Surprisingly good Italian post-apocalypse
Zorikh Lequidre | Brooklyn, NY | 09/28/2001
(4 out of 5 stars)

"After the success of such movies as "The Road Warrior" and "Escape From New York," The Italian low-budget movie industry started creating bunches of post-apocalypse movies, much like their famous "spaghetti westerns" and "sword-and-sandal" epics. Sometimes, they came up with a good one, surprisingly well thought out and offering genuine thrills and occasionally even a deeper meaning. This is one of those.The story is set in the early 21st centry, some time after a nuclear war, when the Eurax (Europe-Asia-Africa union) has taken over much of the world, and people have become sterile.
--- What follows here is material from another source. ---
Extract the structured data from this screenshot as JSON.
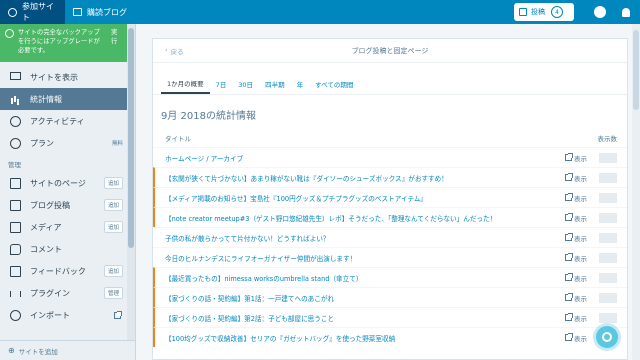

A gladiatorial warrior is recruited by the Pan-American Alliance to find and bring back the last fertile female, who happens to be somewhere in the ruins of New York, which is held by Eurax. In the couse of his adventure, we find various subterranean tribes of survivors and mutants, as well as the evil technocratic empire. There are messages about the potential dangers of technology and the power of love. Low-budget action legends George Eastman and Al Yamaguchi show up as leaders of survivor tribes. Eastman especially gets a surprisingly sensitive and important role as "Big Ape," the leader of a mutant carnival.The production doesn't skimp on the gore or the grit. This isn't a "splatter" film in the traditional sense, but almost every bloody wound is shown in gory detail The setting in the post-apocalyptic world are suitably ugly for a collapsed society that is scavenging what it can and making do with what's falling apart. This is brought in to contrast by the clean, sterile, geometric designs in the Eurax fortress. There is some cheapness to the special effects and of course it's all dubbed, but that goes with the territory in low-budget italian movies.There is a haunting sense of loss throughout the movie, as if the filmakers actually believed that a nuclear war and the end of humanity was a terrible thing, not just a great setting for an action movie."